New evidence suggests that the gastrointestinal tract of new-borns becomes colonized with
bacteria while in the womb[1], with the presence of different microbes reported in amniotic
fluid[2, 3], umbilical cord blood[4], as well as placental and foetal membranes[5, 6]. The
source of these microbes is of continued interest because the initial intestinal colonization
is believed to play a crucial role in the priming of the mucosal immune system and may
predispose to the development of immune-mediated diseases, such as IBD, later in life[7]. Our
pilot study on several mother-baby samples showed that at the order level, Caudovirales
predominated in the viral communities of breast milk and meconium with relative abundance
above 95%. However, in the viral community of placenta, the Caudovirales only occupied
approximately 50%, concomitant with the emergence of eukaryotic viruses such as Ortervirles
(average 27.5%) and Herpesvirales (average 9.3%). Overall, the microbiome structures in
mother-babies across healthy and IBD populations are largely underexplored.
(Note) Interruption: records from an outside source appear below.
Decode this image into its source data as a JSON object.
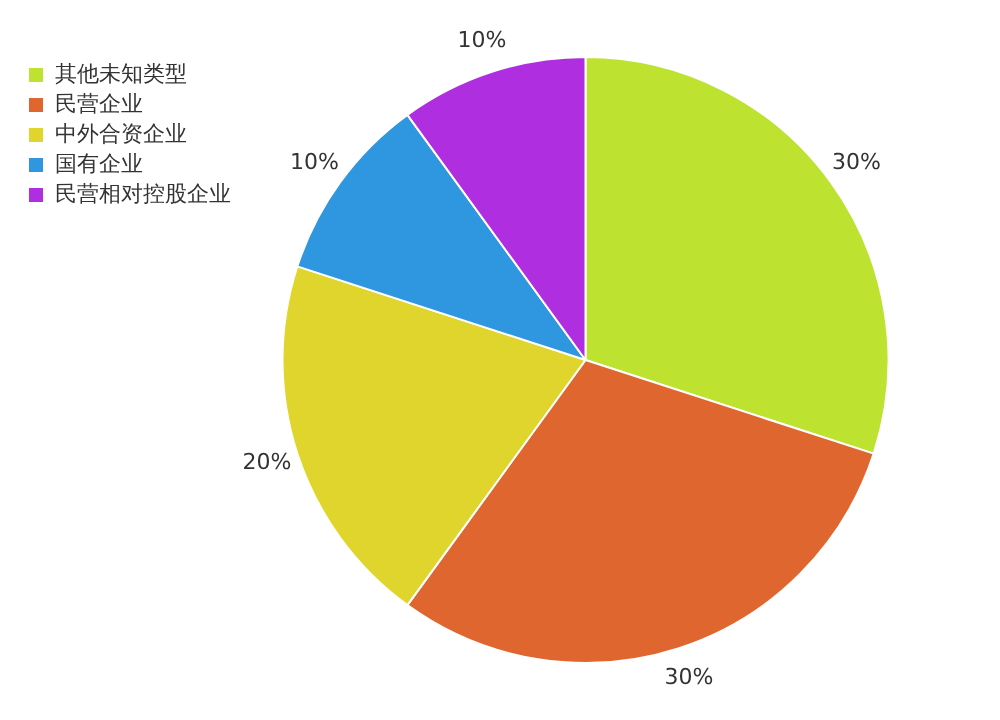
{
  "chart_data": {
    "type": "pie",
    "categories": [
      "其他未知类型",
      "民营企业",
      "中外合资企业",
      "国有企业",
      "民营相对控股企业"
    ],
    "values": [
      30,
      30,
      20,
      10,
      10
    ],
    "value_labels": [
      "30%",
      "30%",
      "20%",
      "10%",
      "10%"
    ],
    "colors": [
      "#bde22f",
      "#e0662f",
      "#e0d52d",
      "#2f97e0",
      "#af2fe0"
    ],
    "legend": "top left"
  }
}
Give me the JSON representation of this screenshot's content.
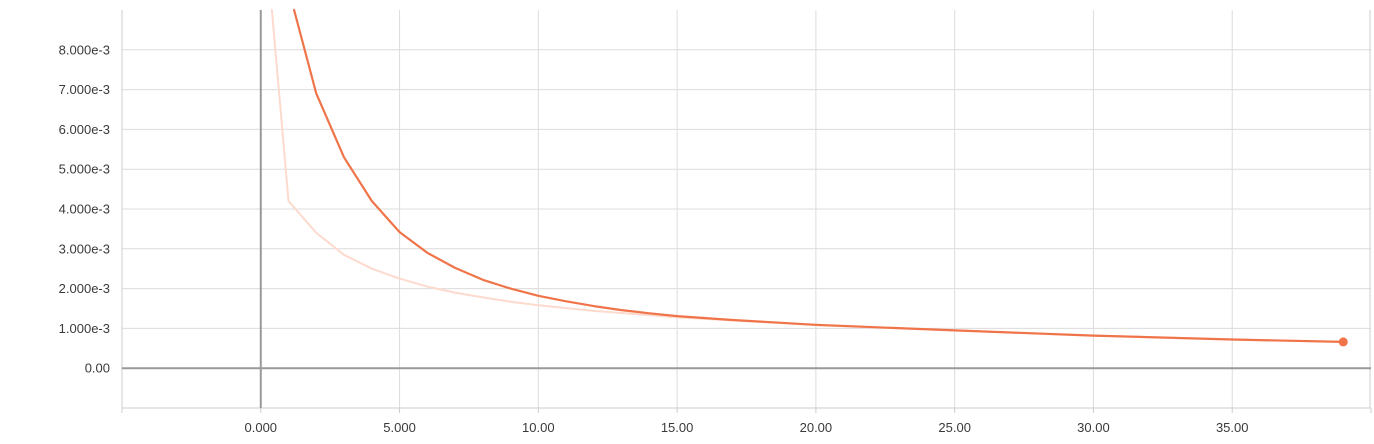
{
  "chart_data": {
    "type": "line",
    "title": "",
    "xlabel": "",
    "ylabel": "",
    "xlim": [
      -5,
      40
    ],
    "ylim": [
      -0.001,
      0.009
    ],
    "grid": true,
    "x_ticks": [
      "0.000",
      "5.000",
      "10.00",
      "15.00",
      "20.00",
      "25.00",
      "30.00",
      "35.00"
    ],
    "x_tick_values": [
      0,
      5,
      10,
      15,
      20,
      25,
      30,
      35
    ],
    "y_ticks": [
      "0.00",
      "1.000e-3",
      "2.000e-3",
      "3.000e-3",
      "4.000e-3",
      "5.000e-3",
      "6.000e-3",
      "7.000e-3",
      "8.000e-3"
    ],
    "y_tick_values": [
      0,
      0.001,
      0.002,
      0.003,
      0.004,
      0.005,
      0.006,
      0.007,
      0.008
    ],
    "series": [
      {
        "role": "raw",
        "color": "#fcdacd",
        "x": [
          0.4,
          1,
          2,
          3,
          4,
          5,
          6,
          7,
          8,
          9,
          10,
          12,
          15,
          20,
          25,
          30,
          35,
          39
        ],
        "y": [
          0.0095,
          0.0042,
          0.0034,
          0.00285,
          0.0025,
          0.00225,
          0.00205,
          0.0019,
          0.00178,
          0.00167,
          0.00158,
          0.00144,
          0.00128,
          0.00108,
          0.00095,
          0.00082,
          0.00072,
          0.00066
        ]
      },
      {
        "role": "smoothed",
        "color": "#f07449",
        "x": [
          1.2,
          2,
          3,
          4,
          5,
          6,
          7,
          8,
          9,
          10,
          11,
          12,
          13,
          14,
          15,
          17,
          20,
          25,
          30,
          35,
          39
        ],
        "y": [
          0.0095,
          0.0069,
          0.0053,
          0.0042,
          0.00342,
          0.0029,
          0.00252,
          0.00222,
          0.002,
          0.00182,
          0.00168,
          0.00156,
          0.00146,
          0.00138,
          0.00131,
          0.00121,
          0.00109,
          0.00095,
          0.00082,
          0.00072,
          0.00066
        ]
      }
    ],
    "last_point": {
      "x": 39,
      "y": 0.00066
    }
  }
}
A recent study discovered a novel mechanism of vertically transmitted protection of the
new-born. The researchers found that bacteria in the mother's intestine during gestation can
drive later innate maturation of the neonatal gut in the absence of colonization, through the
transfer of specific bacterial metabolites to the foetus and via mother's milk [8]. Gomez de
Agu ero et al. (2016) clearly demonstrated that the effects of the gut microbiota on
postnatal immune maturation are not simply due to colonization of the new-born after
birth[9]. They show this in a simplified model of gestational monocolonization with E. coli
whereby AhR ligands derived from this bacterium drive a distinct early postnatal intestinal
developmental program[9]. Given the complexity of microbes present in the gestational gut, it
will be exciting to learn whether there are other modules of priming induced by distinct
microbes and their metabolites. Along these lines, it is tempting to speculate that this
transgenerational effect represents a predictive adaptive response whereby mothers prepare
the neonates for specific challenges that they are likely to encounter based on gestational
environmental cues, not only by microbial colonisation but also by metabolite transfer.
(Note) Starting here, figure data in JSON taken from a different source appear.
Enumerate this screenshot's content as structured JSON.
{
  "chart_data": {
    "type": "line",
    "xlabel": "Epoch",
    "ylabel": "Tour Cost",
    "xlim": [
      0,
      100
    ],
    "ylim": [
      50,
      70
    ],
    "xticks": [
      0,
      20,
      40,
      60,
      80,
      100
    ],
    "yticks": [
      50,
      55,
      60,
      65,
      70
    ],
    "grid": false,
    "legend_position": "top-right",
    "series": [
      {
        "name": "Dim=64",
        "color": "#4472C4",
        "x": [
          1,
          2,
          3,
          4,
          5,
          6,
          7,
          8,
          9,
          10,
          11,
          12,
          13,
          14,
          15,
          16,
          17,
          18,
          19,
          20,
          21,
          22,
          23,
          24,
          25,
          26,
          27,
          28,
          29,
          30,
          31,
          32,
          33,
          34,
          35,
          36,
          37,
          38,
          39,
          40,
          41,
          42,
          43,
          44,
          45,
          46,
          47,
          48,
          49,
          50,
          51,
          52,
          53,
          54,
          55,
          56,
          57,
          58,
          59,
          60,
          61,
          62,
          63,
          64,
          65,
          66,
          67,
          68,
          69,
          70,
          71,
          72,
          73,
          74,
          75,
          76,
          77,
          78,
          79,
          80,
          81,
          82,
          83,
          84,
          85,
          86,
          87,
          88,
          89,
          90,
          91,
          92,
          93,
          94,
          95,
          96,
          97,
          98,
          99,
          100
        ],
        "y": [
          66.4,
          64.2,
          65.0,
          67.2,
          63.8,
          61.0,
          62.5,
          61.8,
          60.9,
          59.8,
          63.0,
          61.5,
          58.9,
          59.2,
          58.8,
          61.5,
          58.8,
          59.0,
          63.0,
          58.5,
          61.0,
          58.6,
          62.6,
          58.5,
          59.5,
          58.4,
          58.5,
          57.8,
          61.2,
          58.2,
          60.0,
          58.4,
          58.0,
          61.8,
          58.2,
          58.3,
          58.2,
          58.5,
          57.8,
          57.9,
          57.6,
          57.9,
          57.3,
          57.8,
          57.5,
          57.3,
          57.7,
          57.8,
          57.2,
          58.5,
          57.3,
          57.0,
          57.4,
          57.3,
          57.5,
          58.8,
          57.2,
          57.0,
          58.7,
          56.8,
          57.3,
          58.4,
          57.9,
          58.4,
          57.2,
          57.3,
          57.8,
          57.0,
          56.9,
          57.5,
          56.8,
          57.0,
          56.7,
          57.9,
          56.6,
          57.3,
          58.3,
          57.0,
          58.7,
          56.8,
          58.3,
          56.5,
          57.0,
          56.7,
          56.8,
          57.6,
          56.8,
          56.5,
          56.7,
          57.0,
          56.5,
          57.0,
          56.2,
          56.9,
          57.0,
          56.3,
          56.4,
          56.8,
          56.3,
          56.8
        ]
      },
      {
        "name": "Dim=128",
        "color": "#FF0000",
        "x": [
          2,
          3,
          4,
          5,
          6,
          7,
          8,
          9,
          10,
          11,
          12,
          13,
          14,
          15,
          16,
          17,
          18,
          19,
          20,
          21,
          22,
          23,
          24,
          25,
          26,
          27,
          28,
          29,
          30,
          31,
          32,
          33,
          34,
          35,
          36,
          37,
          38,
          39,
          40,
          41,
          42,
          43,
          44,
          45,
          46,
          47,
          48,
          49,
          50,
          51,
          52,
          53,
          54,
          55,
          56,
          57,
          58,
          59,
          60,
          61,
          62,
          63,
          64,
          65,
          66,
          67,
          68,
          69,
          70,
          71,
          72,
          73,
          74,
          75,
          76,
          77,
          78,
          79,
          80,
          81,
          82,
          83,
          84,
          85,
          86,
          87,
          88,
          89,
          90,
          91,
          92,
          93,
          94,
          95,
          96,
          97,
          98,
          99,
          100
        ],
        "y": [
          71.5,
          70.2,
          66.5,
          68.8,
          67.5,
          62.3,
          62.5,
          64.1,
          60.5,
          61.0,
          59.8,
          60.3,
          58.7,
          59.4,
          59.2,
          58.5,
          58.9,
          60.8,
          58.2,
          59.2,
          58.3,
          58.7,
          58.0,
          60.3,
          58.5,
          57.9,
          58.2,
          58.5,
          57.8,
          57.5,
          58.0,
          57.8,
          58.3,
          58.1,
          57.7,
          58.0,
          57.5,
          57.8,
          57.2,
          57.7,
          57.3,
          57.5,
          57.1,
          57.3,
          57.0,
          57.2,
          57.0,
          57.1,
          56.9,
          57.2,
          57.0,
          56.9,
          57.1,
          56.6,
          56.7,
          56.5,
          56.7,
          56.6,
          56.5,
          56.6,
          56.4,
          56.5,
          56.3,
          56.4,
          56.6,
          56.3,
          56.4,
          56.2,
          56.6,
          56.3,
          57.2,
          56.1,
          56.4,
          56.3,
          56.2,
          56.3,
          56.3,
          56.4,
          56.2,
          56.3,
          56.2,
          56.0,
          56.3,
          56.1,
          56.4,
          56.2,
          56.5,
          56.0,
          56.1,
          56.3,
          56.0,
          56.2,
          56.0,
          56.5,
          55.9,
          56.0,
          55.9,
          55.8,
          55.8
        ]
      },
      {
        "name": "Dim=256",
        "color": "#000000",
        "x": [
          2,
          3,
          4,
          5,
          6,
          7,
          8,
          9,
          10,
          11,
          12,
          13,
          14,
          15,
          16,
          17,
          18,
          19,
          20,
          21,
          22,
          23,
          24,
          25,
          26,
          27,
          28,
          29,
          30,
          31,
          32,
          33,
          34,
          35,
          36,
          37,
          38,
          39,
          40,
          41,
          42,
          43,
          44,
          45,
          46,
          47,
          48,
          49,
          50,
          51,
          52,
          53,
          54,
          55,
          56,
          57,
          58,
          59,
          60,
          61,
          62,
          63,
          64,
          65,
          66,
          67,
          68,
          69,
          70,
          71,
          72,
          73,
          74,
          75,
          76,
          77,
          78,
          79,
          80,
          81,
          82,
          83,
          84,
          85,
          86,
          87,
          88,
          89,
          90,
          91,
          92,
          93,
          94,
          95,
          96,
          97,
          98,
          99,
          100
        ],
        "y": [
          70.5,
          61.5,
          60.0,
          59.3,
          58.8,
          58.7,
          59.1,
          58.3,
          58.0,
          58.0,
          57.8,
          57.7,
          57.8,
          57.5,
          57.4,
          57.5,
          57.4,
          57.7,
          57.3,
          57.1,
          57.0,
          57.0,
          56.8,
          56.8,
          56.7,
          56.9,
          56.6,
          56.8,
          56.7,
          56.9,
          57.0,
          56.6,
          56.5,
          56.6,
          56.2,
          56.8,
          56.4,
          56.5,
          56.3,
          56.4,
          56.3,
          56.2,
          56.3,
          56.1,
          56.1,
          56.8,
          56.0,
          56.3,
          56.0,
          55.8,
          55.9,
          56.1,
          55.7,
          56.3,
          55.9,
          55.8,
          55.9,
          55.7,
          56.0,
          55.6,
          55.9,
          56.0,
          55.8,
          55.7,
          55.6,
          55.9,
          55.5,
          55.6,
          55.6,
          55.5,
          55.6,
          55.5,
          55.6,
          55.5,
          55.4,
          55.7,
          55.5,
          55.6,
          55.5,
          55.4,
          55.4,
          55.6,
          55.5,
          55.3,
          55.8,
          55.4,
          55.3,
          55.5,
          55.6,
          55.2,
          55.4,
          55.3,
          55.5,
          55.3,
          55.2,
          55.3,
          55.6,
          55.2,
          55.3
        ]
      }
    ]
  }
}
Meanwhile, it is unknown regarding whether there are abnormalities in the metabolome as well
as its mother-to-infant transfer in IBD. To address this question, we began with a pilot
study on breast milk metablome profiling, employing untargeted metabolomics approach by
liquid chromatography-mass spectrometry (LC-MS). The results showed a total of 1,318
Negative-mode features and 1,418 Positive features discriminatory between IBD (4UC, 3 CD)
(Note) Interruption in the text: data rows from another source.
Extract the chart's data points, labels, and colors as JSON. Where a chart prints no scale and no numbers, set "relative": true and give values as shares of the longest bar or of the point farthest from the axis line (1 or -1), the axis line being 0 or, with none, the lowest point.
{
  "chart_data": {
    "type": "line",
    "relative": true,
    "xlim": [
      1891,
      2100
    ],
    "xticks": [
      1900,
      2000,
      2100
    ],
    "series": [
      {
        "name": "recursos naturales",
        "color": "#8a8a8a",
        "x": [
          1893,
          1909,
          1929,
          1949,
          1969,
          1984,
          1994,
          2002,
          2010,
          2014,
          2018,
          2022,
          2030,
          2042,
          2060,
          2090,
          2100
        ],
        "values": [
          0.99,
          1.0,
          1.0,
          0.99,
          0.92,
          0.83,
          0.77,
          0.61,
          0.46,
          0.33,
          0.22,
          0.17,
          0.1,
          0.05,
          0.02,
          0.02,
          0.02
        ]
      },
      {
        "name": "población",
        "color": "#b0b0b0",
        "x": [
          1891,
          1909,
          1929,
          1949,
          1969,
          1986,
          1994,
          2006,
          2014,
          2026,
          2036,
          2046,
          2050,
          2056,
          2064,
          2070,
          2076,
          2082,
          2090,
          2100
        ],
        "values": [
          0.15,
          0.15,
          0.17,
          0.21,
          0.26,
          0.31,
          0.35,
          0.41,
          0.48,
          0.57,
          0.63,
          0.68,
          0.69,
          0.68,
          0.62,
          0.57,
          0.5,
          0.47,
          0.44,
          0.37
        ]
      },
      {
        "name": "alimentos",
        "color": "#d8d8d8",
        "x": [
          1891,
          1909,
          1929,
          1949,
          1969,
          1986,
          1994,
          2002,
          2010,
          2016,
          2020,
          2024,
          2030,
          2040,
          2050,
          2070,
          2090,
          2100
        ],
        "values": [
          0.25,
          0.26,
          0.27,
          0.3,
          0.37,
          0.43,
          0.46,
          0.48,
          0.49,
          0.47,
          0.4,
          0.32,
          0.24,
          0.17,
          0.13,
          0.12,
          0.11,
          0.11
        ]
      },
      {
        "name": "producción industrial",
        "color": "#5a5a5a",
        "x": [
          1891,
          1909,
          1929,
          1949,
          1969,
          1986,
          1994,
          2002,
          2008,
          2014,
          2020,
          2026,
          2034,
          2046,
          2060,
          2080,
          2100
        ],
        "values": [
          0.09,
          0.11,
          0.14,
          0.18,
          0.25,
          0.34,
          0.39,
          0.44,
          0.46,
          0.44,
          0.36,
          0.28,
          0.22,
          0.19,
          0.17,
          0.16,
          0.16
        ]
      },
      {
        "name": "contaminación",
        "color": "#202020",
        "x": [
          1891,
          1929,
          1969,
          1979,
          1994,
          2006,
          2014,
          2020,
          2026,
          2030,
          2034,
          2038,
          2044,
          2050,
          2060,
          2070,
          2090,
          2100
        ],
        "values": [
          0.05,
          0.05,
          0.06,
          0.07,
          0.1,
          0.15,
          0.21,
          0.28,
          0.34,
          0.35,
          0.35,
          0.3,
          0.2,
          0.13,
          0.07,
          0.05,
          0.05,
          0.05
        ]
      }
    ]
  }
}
mothers and healthy mothers, indicative of broad metabolic differences between them. Those
significantly changed metabolites were involved in arginine and proline metabolism as well as
tyrosine metabolism according to pathway enrichment analysis. Those results indicate that the
metabolomic profiles are altered in IBD mother's breast milk, which may transfer to infants
and influence their development and health.